Paul was beside Neil, facing my way, and was the first to speak to me.

“Michael, right? Come over and give us your ideas.”

Those with their backs to me did not turn around. I did not think he meant for me, as I gave my ideas, to stand while they sat. But the problem was there was nowhere to sit at the table. The chairs were all taken. The sofa and armchairs were too big to move. So it was to be the hassock. I looked at the hassock. The hassock looked at me, dark leather and fat. I gauged it was too large in circumference and bulk to lift. I put my foot at its base and applied pressure, hoping to seem, until I tested its weight, that I wasn’t doing anything other than just standing there. It did not budge.

Paul and Neil had gone back to eating. The others were talking, backs to me, unconcerned.

I’d have to shove this malignant object, and so I leaned down and initiated a pushing-like activity, ungracefully angled, ass out. The hassock started to move but not as though willing, with the carpet being no friend, fibrous and resistant. It was harder than I’d thought.

Maybe wondering what had become of me, in relation to his invitation to “come over,” Paul lifted his eyes from his prawn cocktail and took in the sight in front of him.

“Are you all right?” he asked.

Sensing something was going on, the others, Mal, John,

George, and Ringo at the head of the table, previously obscured, turned in their chairs toward me.

“I’m fine,” I grunted, in a manner which I hoped conveyed no sense of strain.

Mal started to rise to give me a hand.

“No, don’t get up!” I heard myself shout. “It’s no problem.”

With a final muscle-tensing effort, I maneuvered the hassock the last half dozen feet and slammed it into a space between Mal and George.

“There, I’ve done it.”

Those at the table, including the four most famous people in the world, had stopped eating and were staring at me.

I stood back and smiled as though what had just occurred had been, for me anyway, a pleasant, familiar experience.

I started to sit down and it was at this point that I realized a hassock’s original purpose was to rest weary legs after a long day and consequently it was lower in height than a regular chair and so I’d be sitting somewhat lower than the four most famous people in the world.

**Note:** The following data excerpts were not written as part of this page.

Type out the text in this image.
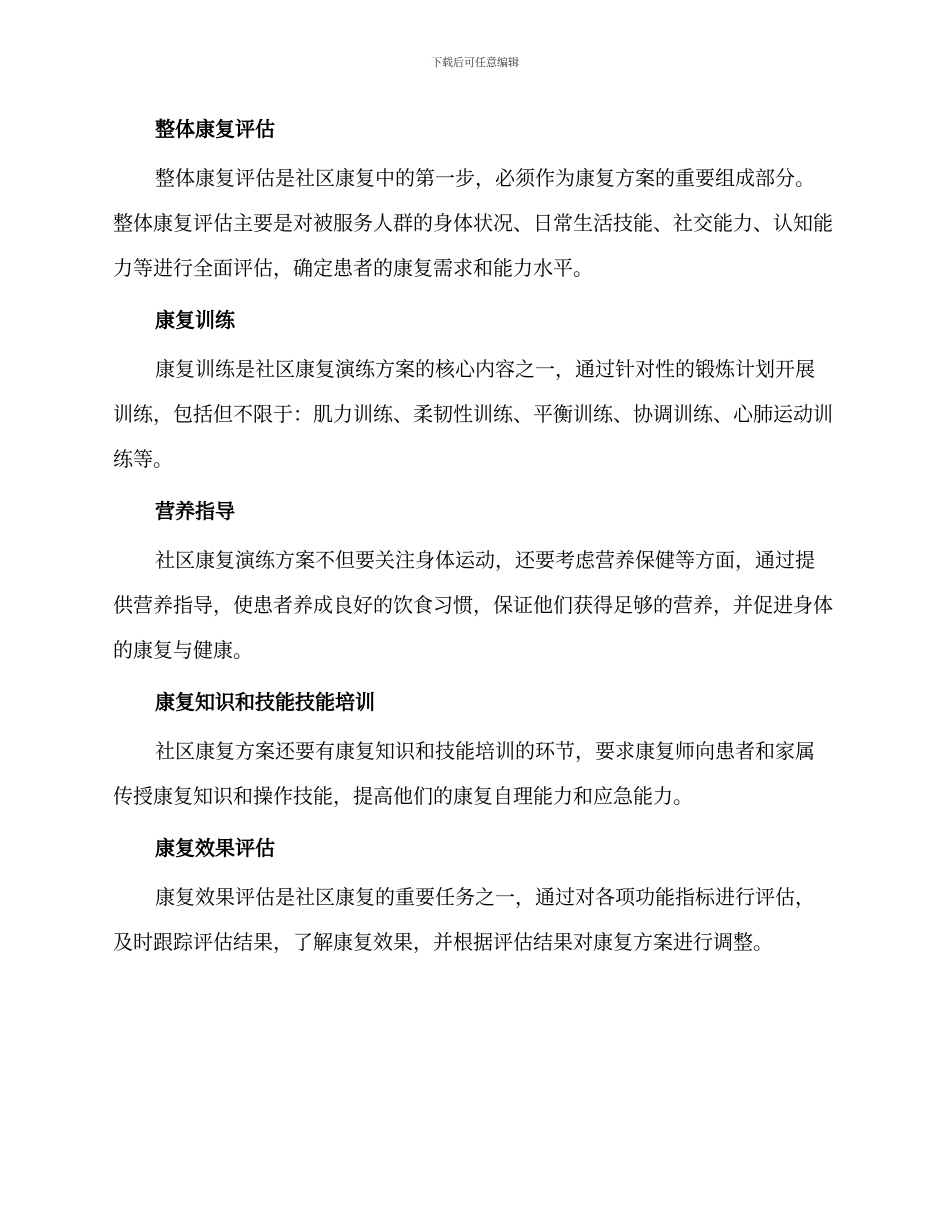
下载后可任意编辑
整体康复评估

整体康复评估是社区康复中的第一步，必须作为康复方案的重要组成部分。整体康复评估主要是对被服务人群的身体状况、日常生活技能、社交能力、认知能力等进行全面评估，确定患者的康复需求和能力水平。

康复训练

康复训练是社区康复演练方案的核心内容之一，通过针对性的锻炼计划开展训练，包括但不限于：肌力训练、柔韧性训练、平衡训练、协调训练、心肺运动训练等。

营养指导

社区康复演练方案不但要关注身体运动，还要考虑营养保健等方面，通过提供营养指导，使患者养成良好的饮食习惯，保证他们获得足够的营养，并促进身体的康复与健康。

康复知识和技能技能培训

社区康复方案还要有康复知识和技能培训的环节，要求康复师向患者和家属传授康复知识和操作技能，提高他们的康复自理能力和应急能力。

康复效果评估

康复效果评估是社区康复的重要任务之一，通过对各项功能指标进行评估，及时跟踪评估结果，了解康复效果，并根据评估结果对康复方案进行调整。
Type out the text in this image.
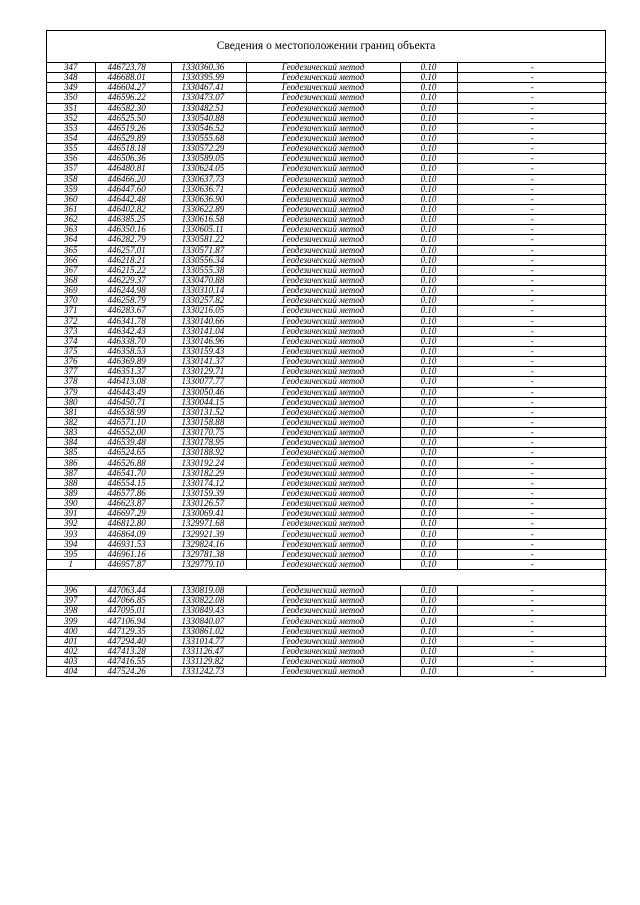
Сведения о местоположении границ объекта
347	446723.78	1330360.36	Геодезический метод	0.10	-
348	446688.01	1330395.99	Геодезический метод	0.10	-
349	446604.27	1330467.41	Геодезический метод	0.10	-
350	446596.22	1330473.07	Геодезический метод	0.10	-
351	446582.30	1330482.51	Геодезический метод	0.10	-
352	446525.50	1330540.88	Геодезический метод	0.10	-
353	446519.26	1330546.52	Геодезический метод	0.10	-
354	446529.89	1330555.68	Геодезический метод	0.10	-
355	446518.18	1330572.29	Геодезический метод	0.10	-
356	446506.36	1330589.05	Геодезический метод	0.10	-
357	446480.81	1330624.05	Геодезический метод	0.10	-
358	446466.20	1330637.73	Геодезический метод	0.10	-
359	446447.60	1330636.71	Геодезический метод	0.10	-
360	446442.48	1330636.90	Геодезический метод	0.10	-
361	446402.82	1330622.89	Геодезический метод	0.10	-
362	446385.25	1330616.58	Геодезический метод	0.10	-
363	446350.16	1330605.11	Геодезический метод	0.10	-
364	446282.79	1330581.22	Геодезический метод	0.10	-
365	446257.01	1330571.87	Геодезический метод	0.10	-
366	446218.21	1330556.34	Геодезический метод	0.10	-
367	446215.22	1330555.38	Геодезический метод	0.10	-
368	446229.37	1330470.88	Геодезический метод	0.10	-
369	446244.98	1330310.14	Геодезический метод	0.10	-
370	446258.79	1330257.82	Геодезический метод	0.10	-
371	446283.67	1330216.05	Геодезический метод	0.10	-
372	446341.78	1330140.66	Геодезический метод	0.10	-
373	446342.43	1330141.04	Геодезический метод	0.10	-
374	446338.70	1330146.96	Геодезический метод	0.10	-
375	446358.53	1330159.43	Геодезический метод	0.10	-
376	446369.89	1330141.37	Геодезический метод	0.10	-
377	446351.37	1330129.71	Геодезический метод	0.10	-
378	446413.08	1330077.77	Геодезический метод	0.10	-
379	446443.49	1330050.46	Геодезический метод	0.10	-
380	446450.71	1330044.15	Геодезический метод	0.10	-
381	446538.99	1330131.52	Геодезический метод	0.10	-
382	446571.10	1330158.88	Геодезический метод	0.10	-
383	446552.00	1330170.75	Геодезический метод	0.10	-
384	446539.48	1330178.95	Геодезический метод	0.10	-
385	446524.65	1330188.92	Геодезический метод	0.10	-
386	446526.88	1330192.24	Геодезический метод	0.10	-
387	446541.70	1330182.29	Геодезический метод	0.10	-
388	446554.15	1330174.12	Геодезический метод	0.10	-
389	446577.86	1330159.39	Геодезический метод	0.10	-
390	446623.87	1330126.57	Геодезический метод	0.10	-
391	446697.29	1330069.41	Геодезический метод	0.10	-
392	446812.80	1329971.68	Геодезический метод	0.10	-
393	446864.09	1329921.39	Геодезический метод	0.10	-
394	446931.53	1329824.16	Геодезический метод	0.10	-
395	446961.16	1329781.38	Геодезический метод	0.10	-
1	446957.87	1329779.10	Геодезический метод	0.10	-

396	447063.44	1330819.08	Геодезический метод	0.10	-
397	447066.85	1330822.08	Геодезический метод	0.10	-
398	447095.01	1330849.43	Геодезический метод	0.10	-
399	447106.94	1330840.07	Геодезический метод	0.10	-
400	447129.35	1330861.02	Геодезический метод	0.10	-
401	447294.40	1331014.77	Геодезический метод	0.10	-
402	447413.28	1331126.47	Геодезический метод	0.10	-
403	447416.55	1331129.82	Геодезический метод	0.10	-
404	447524.26	1331242.73	Геодезический метод	0.10	-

My chin was at table level as I wiped the sweat offmy forehead, looked up at The Beatles, and said, “I really like the record.”

What they saw was some white tablecloth and a disembodied, flushed, moist head which had just spoken to them.

I waited for the discussion to begin.

There was silence until George, courteous by nature, asked, in a slightly concerned voice, “Would you like some water?”